Officials mull interest rates after increase in inflation expectation
NEW ORLEANS – Debate over whether U.S. interest rates are high enough deepened among Federal Reserve officials this week, and may be stoked further after a key survey showed a jump in consumers’ inflation expectations.
“There are … important upside risks to inflation that are on my mind, and I think there’s also uncertainties about how restrictive policy is and whether it’s sufficiently restrictive” to return inflation to the U.S. central bank’s 2% target, Dallas Fed President Lorie Logan said at a Louisiana Bankers Association conference in New Orleans.

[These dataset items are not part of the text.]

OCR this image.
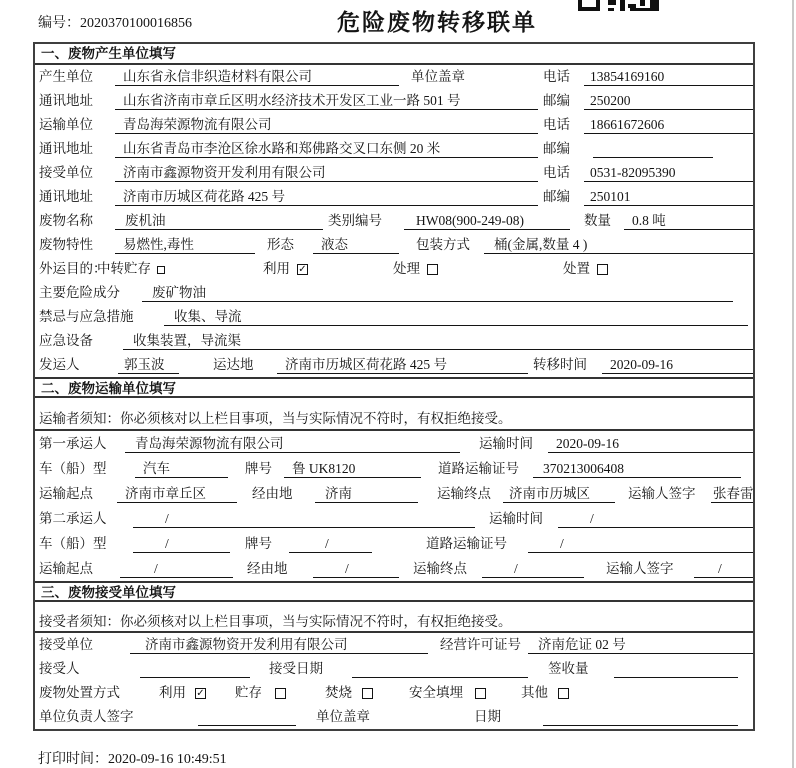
编号：2020370100016856	危险废物转移联单
一、废物产生单位填写
产生单位	山东省永信非织造材料有限公司	单位盖章	电话	13854169160
通讯地址	山东省济南市章丘区明水经济技术开发区工业一路 501 号	邮编	250200
运输单位	青岛海荣源物流有限公司	电话	18661672606
通讯地址	山东省青岛市李沧区徐水路和郑佛路交叉口东侧 20 米	邮编
接受单位	济南市鑫源物资开发利用有限公司	电话	0531-82095390
通讯地址	济南市历城区荷花路 425 号	邮编	250101
废物名称	废机油	类别编号	HW08(900-249-08)	数量	0.8 吨
废物特性	易燃性,毒性	形态	液态	包装方式	桶(金属,数量 4 )
外运目的：
中转贮存	利用 ✓	处理	处置
主要危险成分	废矿物油
禁忌与应急措施	收集、导流
应急设备	收集装置，导流渠
发运人	郭玉波	运达地	济南市历城区荷花路 425 号	转移时间	2020-09-16
二、废物运输单位填写
运输者须知：你必须核对以上栏目事项，当与实际情况不符时，有权拒绝接受。
第一承运人	青岛海荣源物流有限公司	运输时间	2020-09-16
车（船）型	汽车	牌号	鲁 UK8120	道路运输证号	370213006408
运输起点	济南市章丘区	经由地	济南	运输终点	济南市历城区	运输人签字 张春雷
第二承运人	/	运输时间	/
车（船）型	/	牌号	/	道路运输证号	/
运输起点	/	经由地	/	运输终点	/	运输人签字	/
三、废物接受单位填写
接受者须知：你必须核对以上栏目事项，当与实际情况不符时，有权拒绝接受。
接受单位	济南市鑫源物资开发利用有限公司	经营许可证号	济南危证 02 号
接受人	接受日期	签收量
废物处置方式	利用 ✓ 贮存	焚烧	安全填埋	其他
单位负责人签字	单位盖章	日期
打印时间：2020-09-16 10:49:51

“I think it’s just too early to think about cutting rates … I think I need to see some of these uncertainties resolved about the path that we’re on, and we need to remain very flexible,” Logan said, though she did not directly address whether she feels the Fed may need to again raise its benchmark policy rate from the 5.25%-5.50% range that has been maintained since July.
Many U.S. central bank officials, including Fed Chair Jerome Powell, have said they still think further rate hikes will prove unnecessary.
In an interview with Reuters, Atlanta Fed President Raphael Bostic said he still thought inflation was likely to slow under the current monetary policy and allow the central bank to begin reducing its policy rate in 2024 – though perhaps by only a quarter of a percentage point and not until the final months of the year.
“I still have that belief,” Bostic said in the interview on Thursday, though “it is going to take some time” to be sure inflation is set to fall.